Contact: Brenon Daly
If nothing else, the long Labor Day weekend gave us all a chance to catch our breath following a week of some of the most frenetic dealmaking we’ve seen in some time. We had bidding wars, doubleheader deals and even a billion-dollar chip transaction. But in some ways, the loudest buzz in the tech M&A market came from a deal that didn’t happen: ArcSight still stands on its own.
The ESIM vendor was supposedly in play, at least according to a thinly sourced and almost woefully vague recent article in The Wall Street Journal. Not to pick apart the piece, but listing a half-dozen of the largest tech companies as ‘potential bidders’ misses a great deal of context. For instance, we noted two and a half years ago that Hewlett-Packard was rumored to have offered about $600m for ArcSight the summer before it went public. ArcSight is now worth twice HP’s rumored bid, and roughly four times the amount the market valued it at when it came onto the Nasdaq in February 2008, just before the IPO window pretty much slammed shut. (For the record, Morgan Stanley led the ArcSight offering.)
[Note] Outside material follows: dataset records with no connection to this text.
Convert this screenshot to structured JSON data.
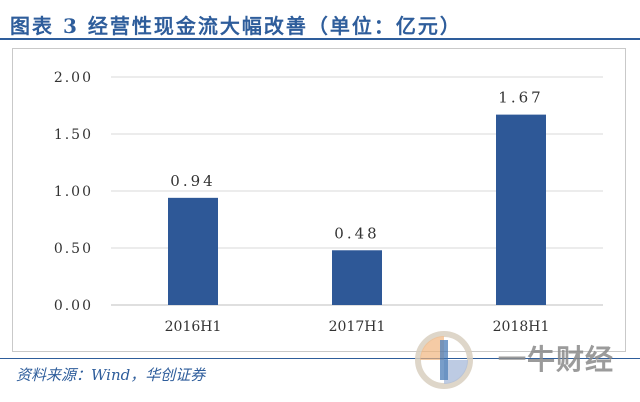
{
  "title": "图表 3   经营性现金流大幅改善（单位：亿元）",
  "source": "资料来源：Wind，华创证券",
  "watermark_text": "一牛财经",
  "colors": {
    "accent": "#2e5d9b",
    "bar": "#2e5897",
    "grid": "#d9d9d9",
    "axis_text": "#333333"
  },
  "chart_data": {
    "type": "bar",
    "categories": [
      "2016H1",
      "2017H1",
      "2018H1"
    ],
    "values": [
      0.94,
      0.48,
      1.67
    ],
    "value_labels": [
      "0.94",
      "0.48",
      "1.67"
    ],
    "yticks": [
      "0.00",
      "0.50",
      "1.00",
      "1.50",
      "2.00"
    ],
    "ylim": [
      0,
      2.0
    ],
    "grid": true,
    "legend": "none"
  }
}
That stellar aftermarket performance raises another interesting point about ArcSight: despite the fact that its shares have quadrupled during a time when the Nasdaq has essentially flat-lined, the company has never done a secondary offering. It has just 37 million shares outstanding. That strikes us a narrow base for a firm with $200m in sales and a market valuation of more than $1bn. But maybe the company figures it shouldn’t bother selling shares at current market prices if it stands to get a substantial takeout premium on top of that. For our part, we wouldn’t at all be surprised to see ArcSight get a second exit.